Round and round I ride, careful each time I enter the riverside trail, wondering if there are skunks, and mystified by the lack of others wanting to see the spectacle. Riding through the trees on the trail I look up for as long as I dare, balancing carefully in the dark, to see pink clouds between the black treetop silhouettes against a baby blue sky. It is a marvelous combination of light and dark, with the highway lights reflecting off of the high river water of recent rains on my right. I keep going around counter clockwise, carefully following the shadows of the trail, almost falling off around one of the sharp turns while looking at the sky.

Opposite the flashing river, I see the faint lights of kitchen windows and family room that back up to the park. I wonder if they can see the firefly show. I wonder how no one can be here to appreciate this except me. I keep riding, listening to crickets and fireworks, staring up at the show that extends high into the trees. I think how the blinking is like fireworks. I think about catching fireflies in a jar as a kid and how much I loved those times outside at night in the summer, playing tag or chasing the lightning bugs. As I ride, “one more time”, and “one more time” again, through the trail circle, from river to road, and back, riding in and out of the fairy show, darkness thickens. The show becomes more spectacular. I think, “take a mental picture you might need when you’re 80 and can’t get here”. Then I think, “I’m coming back tomorrow” and “I’ll do this even when I’m 80,” trying not to think whether there will be fireflies, or trees, or an earth, or an 80 year old me, in 30 years.
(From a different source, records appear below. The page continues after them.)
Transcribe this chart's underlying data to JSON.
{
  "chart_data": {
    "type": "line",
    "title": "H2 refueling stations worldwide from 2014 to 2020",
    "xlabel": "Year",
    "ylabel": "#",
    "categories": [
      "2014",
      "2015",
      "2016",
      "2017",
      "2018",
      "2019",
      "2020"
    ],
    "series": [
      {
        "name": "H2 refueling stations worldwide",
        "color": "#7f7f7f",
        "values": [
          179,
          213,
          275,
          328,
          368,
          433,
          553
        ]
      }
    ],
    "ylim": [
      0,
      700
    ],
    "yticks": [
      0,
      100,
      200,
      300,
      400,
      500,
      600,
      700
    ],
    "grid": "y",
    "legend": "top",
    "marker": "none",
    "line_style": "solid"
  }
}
I keep riding in the night air, thinking lightly of the time, not wanting to worry him by being gone too long. One last time I leave, looking back, trying not to fall off my bike, and not returning. I put my cap back on and head into the tree lined streets with randomly lit lampposts. Uphill now, I downshift. Not as fast, but still a thrill in the dark summer air. I try to feel it…summer…a week past solstice. Almost July. It feels like a dream. I appreciate the safe little neighborhood, and my little secret adventure. I feel free, fearless, grateful, unworried. It doesn’t quite feel like I decided to do it, rather, more like something led me there tonight.

I couldn’t have done it before. Not like this – unafraid and free. An imprint of pure summer  on my brain and body. Not needing permission, not needing company, not grasping for more. Perfection. I’m alive.